7. Research applications
Across the cited literature, GH secretagogues have served as research tools for investigating the regulation of the somatotropic axis. The synthetic peptides of Bowers and colleagues were instrumental in demonstrating the existence of a non-GHRH stimulatory pathway (Bowers et al., 1984), which in turn enabled the receptor cloning (Howard et al., 1996) and ligand-identification work (Kojima et al., 1999) that defined the ghrelin system. The comparative use of GHRH-receptor and ghrelin-receptor agonists has allowed investigators to dissect the two stimulatory inputs experimentally. Clinical investigations within the literature, including those of visceral adiposity (Falutz et al., 2007) and of body composition in ageing populations (Nass et al., 2008), have examined the physiological consequences of stimulating these pathways and are reported here only as the documented findings of those studies.

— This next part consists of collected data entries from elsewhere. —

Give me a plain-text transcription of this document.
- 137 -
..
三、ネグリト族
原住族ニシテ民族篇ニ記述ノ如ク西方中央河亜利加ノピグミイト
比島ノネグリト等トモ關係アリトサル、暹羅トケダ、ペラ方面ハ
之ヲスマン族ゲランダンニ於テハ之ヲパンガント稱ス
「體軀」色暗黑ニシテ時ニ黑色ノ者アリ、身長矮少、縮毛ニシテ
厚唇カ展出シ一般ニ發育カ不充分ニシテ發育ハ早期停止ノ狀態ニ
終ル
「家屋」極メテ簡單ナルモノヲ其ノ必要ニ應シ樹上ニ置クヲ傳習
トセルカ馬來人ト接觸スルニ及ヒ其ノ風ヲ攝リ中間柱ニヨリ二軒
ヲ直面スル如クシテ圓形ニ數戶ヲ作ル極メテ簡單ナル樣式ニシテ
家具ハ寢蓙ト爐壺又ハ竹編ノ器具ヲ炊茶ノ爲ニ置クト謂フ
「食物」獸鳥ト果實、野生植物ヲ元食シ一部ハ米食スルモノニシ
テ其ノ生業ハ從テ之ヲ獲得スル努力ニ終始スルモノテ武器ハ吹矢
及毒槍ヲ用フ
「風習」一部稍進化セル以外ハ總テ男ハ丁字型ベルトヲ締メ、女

8. Limitations and research-use-only note
The studies summarised here span more than two decades and differ substantially in design, model system, compound, and endpoints, which limits direct comparison. Several were conducted in defined clinical populations and their findings should not be generalised. Reported patterns of GH release and selectivity reflect the specific conditions of each investigation. This document is a summary of published peer-reviewed research provided for informational and comparative purposes only. It does not constitute dosing guidance, administration instructions, medical advice, or any health claim. The compounds discussed are research chemicals intended for in-vitro laboratory research and research-use-only applications. They are not supplied or described for use in humans or animals, and nothing in this review should be interpreted as describing or recommending such use. Readers should consult the primary cited literature for full methodological detail and the limitations stated by the original authors.